Немного замешкавшись, Сан прикрывает глаза и оставляет поцелуй на тыльной стороне своей ладони, что зажимает чужой рот. Другая рука подбирает нужный ритм и губы нежным градом осыпают клевками лицо Уёна, которому от такого, почему-то, хочется плакать. Ворох эмоций бьет по всему телу изнутри, сосредотачиваясь и в голове, и где-то внизу живота. Уён сдавленно стонет в ладонь и зажмуривается, чтобы слезы не покатились по его щекам в такой неподходящий момент. Он снова высовывает язык и облизывает ладонь, чувствуя, как слюна размазывается по его подбородку.
Нарастающее возбуждение отзывается приятной щекоткой. Уён царапает ногтями стол и поджимает пальцы на ногах, напрягаясь всем телом, когда оргазм настигает его и теплая сперма попадает ему прямо на живот. Сан размазывает ее пальцами по собравшейся в мелкие складки коже, а затем подносит ко рту и пробует на вкус — его странная привычка, которая Уёну слишком нравится, и об этом он никогда не расскажет.
Оба дышат тяжело, но Уён интенсивнее, а еще моргает усердно, чтобы поскорее прийти в себя после яркого оргазма. Пунцовые щеки Сана мило блестят даже в тени, падающей на его лицо, и Уён слабо улыбается, несмотря на то, что буквально через минут двадцать он выйдет отсюда со своим отремонтированным велосипедом и не вернется ближайшие семь дней. Он будет проходить мимо мастерской и стойко держаться перед холодным взглядом и поджатыми губами, предвкушая, как совсем скоро второе колесо совершенно случайно наткнется на гвоздь.
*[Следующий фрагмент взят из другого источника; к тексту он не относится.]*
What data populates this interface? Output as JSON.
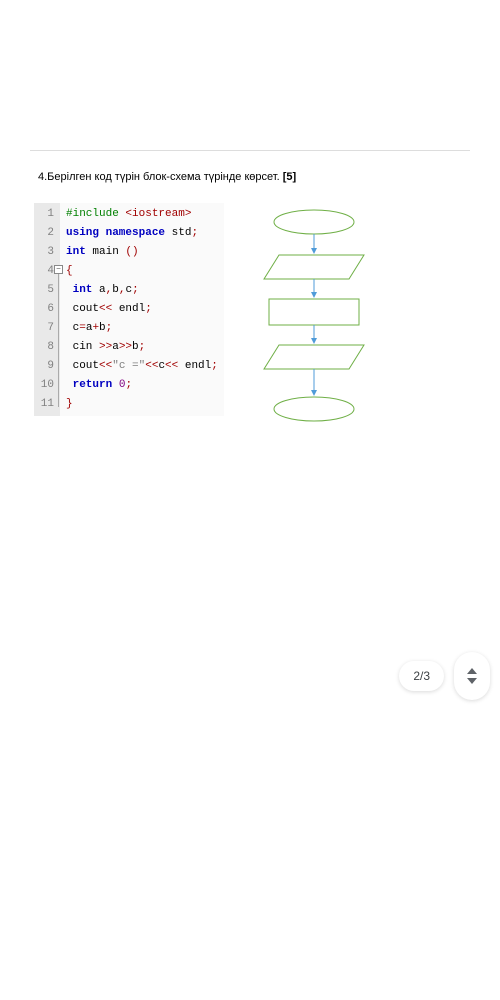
{
  "question": {
    "prefix": "4.Берілген код түрін блок-схема түрінде көрсет. ",
    "points": "[5]"
  },
  "code": {
    "lines": [
      {
        "n": "1",
        "tokens": [
          [
            "c-green",
            "#include "
          ],
          [
            "c-red",
            "<iostream>"
          ]
        ]
      },
      {
        "n": "2",
        "tokens": [
          [
            "c-blue",
            "using namespace "
          ],
          [
            "c-black",
            "std"
          ],
          [
            "c-red",
            ";"
          ]
        ]
      },
      {
        "n": "3",
        "tokens": [
          [
            "c-blue",
            "int "
          ],
          [
            "c-black",
            "main "
          ],
          [
            "c-red",
            "()"
          ]
        ]
      },
      {
        "n": "4",
        "fold": true,
        "tokens": [
          [
            "c-red",
            "{"
          ]
        ]
      },
      {
        "n": "5",
        "tokens": [
          [
            "c-blue",
            "int "
          ],
          [
            "c-black",
            "a"
          ],
          [
            "c-red",
            ","
          ],
          [
            "c-black",
            "b"
          ],
          [
            "c-red",
            ","
          ],
          [
            "c-black",
            "c"
          ],
          [
            "c-red",
            ";"
          ]
        ]
      },
      {
        "n": "6",
        "tokens": [
          [
            "c-black",
            "cout"
          ],
          [
            "c-red",
            "<< "
          ],
          [
            "c-black",
            "endl"
          ],
          [
            "c-red",
            ";"
          ]
        ]
      },
      {
        "n": "7",
        "tokens": [
          [
            "c-black",
            "c"
          ],
          [
            "c-red",
            "="
          ],
          [
            "c-black",
            "a"
          ],
          [
            "c-red",
            "+"
          ],
          [
            "c-black",
            "b"
          ],
          [
            "c-red",
            ";"
          ]
        ]
      },
      {
        "n": "8",
        "tokens": [
          [
            "c-black",
            "cin "
          ],
          [
            "c-red",
            ">>"
          ],
          [
            "c-black",
            "a"
          ],
          [
            "c-red",
            ">>"
          ],
          [
            "c-black",
            "b"
          ],
          [
            "c-red",
            ";"
          ]
        ]
      },
      {
        "n": "9",
        "tokens": [
          [
            "c-black",
            "cout"
          ],
          [
            "c-red",
            "<<"
          ],
          [
            "c-gray",
            "\"c =\""
          ],
          [
            "c-red",
            "<<"
          ],
          [
            "c-black",
            "c"
          ],
          [
            "c-red",
            "<< "
          ],
          [
            "c-black",
            "endl"
          ],
          [
            "c-red",
            ";"
          ]
        ]
      },
      {
        "n": "10",
        "tokens": [
          [
            "c-blue",
            "return "
          ],
          [
            "c-purple",
            "0"
          ],
          [
            "c-red",
            ";"
          ]
        ]
      },
      {
        "n": "11",
        "end": true,
        "tokens": [
          [
            "c-red",
            "}"
          ]
        ]
      }
    ]
  },
  "flowchart": {
    "shapes": [
      "terminator",
      "parallelogram",
      "rectangle",
      "parallelogram",
      "terminator"
    ]
  },
  "pager": {
    "label": "2/3"
  }
}
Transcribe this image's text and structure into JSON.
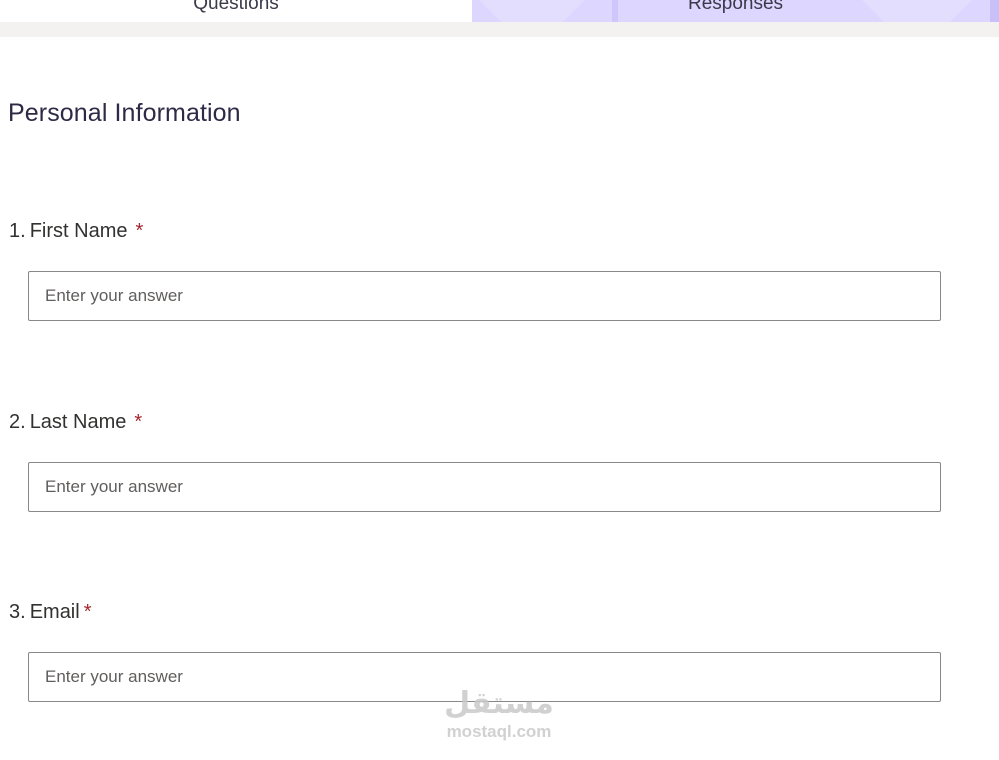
{
  "tabs": {
    "questions_label": "Questions",
    "responses_label": "Responses"
  },
  "section": {
    "title": "Personal Information"
  },
  "questions": [
    {
      "number": "1.",
      "label": "First Name",
      "required_mark": "*",
      "placeholder": "Enter your answer",
      "value": ""
    },
    {
      "number": "2.",
      "label": "Last Name",
      "required_mark": "*",
      "placeholder": "Enter your answer",
      "value": ""
    },
    {
      "number": "3.",
      "label": "Email",
      "required_mark": "*",
      "placeholder": "Enter your answer",
      "value": ""
    }
  ],
  "watermark": {
    "arabic": "مستقل",
    "latin": "mostaql.com"
  },
  "colors": {
    "accent_tab": "#ddd6ff",
    "required": "#a4262c",
    "title": "#2d2a45",
    "input_border": "#8a8886"
  }
}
Сан снова целует его в губы — сегодня чаще, чем обычно — и заправляет прядь взмокших волос Уёну за раскрасневшееся ухо.
— Еще раз, — просит он и прикрывает уставшие глаза.
Сан целует снова, задерживаясь на секунду дольше.
— Еще.
Снова и нежнее.
— Еще, — словно мантру повторяет Уён — он никогда не насытится.
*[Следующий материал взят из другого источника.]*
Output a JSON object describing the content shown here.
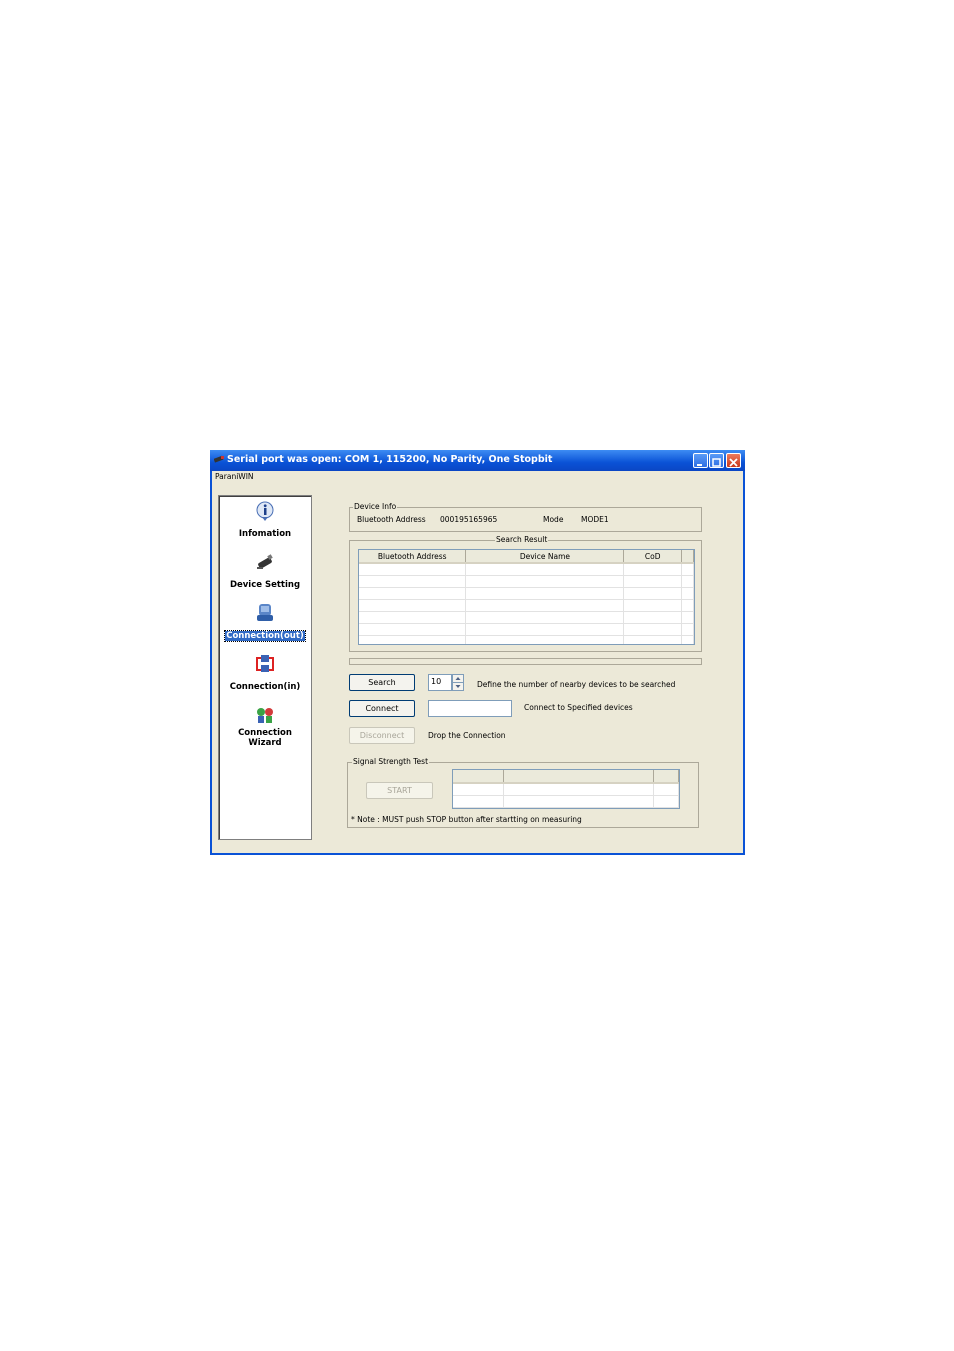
{
  "window": {
    "title": "Serial port was open: COM 1, 115200, No Parity, One Stopbit",
    "menu_label": "ParaniWIN"
  },
  "sidebar": {
    "items": [
      {
        "label": "Infomation",
        "icon": "info-icon"
      },
      {
        "label": "Device Setting",
        "icon": "bluetooth-dongle-icon"
      },
      {
        "label": "Connection(out)",
        "icon": "connection-out-icon",
        "selected": true
      },
      {
        "label": "Connection(in)",
        "icon": "connection-in-icon"
      },
      {
        "label": "Connection Wizard",
        "icon": "wizard-icon"
      }
    ]
  },
  "device_info": {
    "group_label": "Device Info",
    "address_label": "Bluetooth Address",
    "address_value": "000195165965",
    "mode_label": "Mode",
    "mode_value": "MODE1"
  },
  "search_result": {
    "group_label": "Search Result",
    "columns": [
      "Bluetooth Address",
      "Device Name",
      "CoD"
    ]
  },
  "actions": {
    "search_label": "Search",
    "count_value": "10",
    "search_desc": "Define the number of nearby devices to be searched",
    "connect_label": "Connect",
    "connect_value": "",
    "connect_desc": "Connect to Specified devices",
    "disconnect_label": "Disconnect",
    "disconnect_desc": "Drop the Connection"
  },
  "signal_test": {
    "group_label": "Signal Strength Test",
    "start_label": "START",
    "note": "* Note : MUST push STOP button after startting on measuring"
  },
  "colors": {
    "titlebar": "#0a52d6",
    "face": "#ece9d8",
    "selection": "#316ac5"
  }
}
Сан клюет его в плечо и отстраняется, отворачиваясь и поднимая свою майку с пола.
— Тебе пора, — еле разборчиво шепчет он, возможно, в надежде, что Уён его не услышит и задержится на подольше.
Но Уён все знает и понимает, даже если ему совсем этого не хочется. Он натягивает обратно трусы с шортами, застегивая последние только на пуговицу, потому что молния действительно больше не сходится. Задранную кверху футболку он опускает вниз, ей же попутно вытирая сперму с живота и не обращая внимание на появившееся темное пятно, которое в итоге покроется тонкой корочкой — главное, что отстирается, и на том спасибо.
Сан все еще стоит к нему спиной, раскладывая по местам инструменты, когда Уён хватает велосипед за руль и выходит с ним за дверь, не попрощавшись.
Через неделю они обязательно встретятся снова.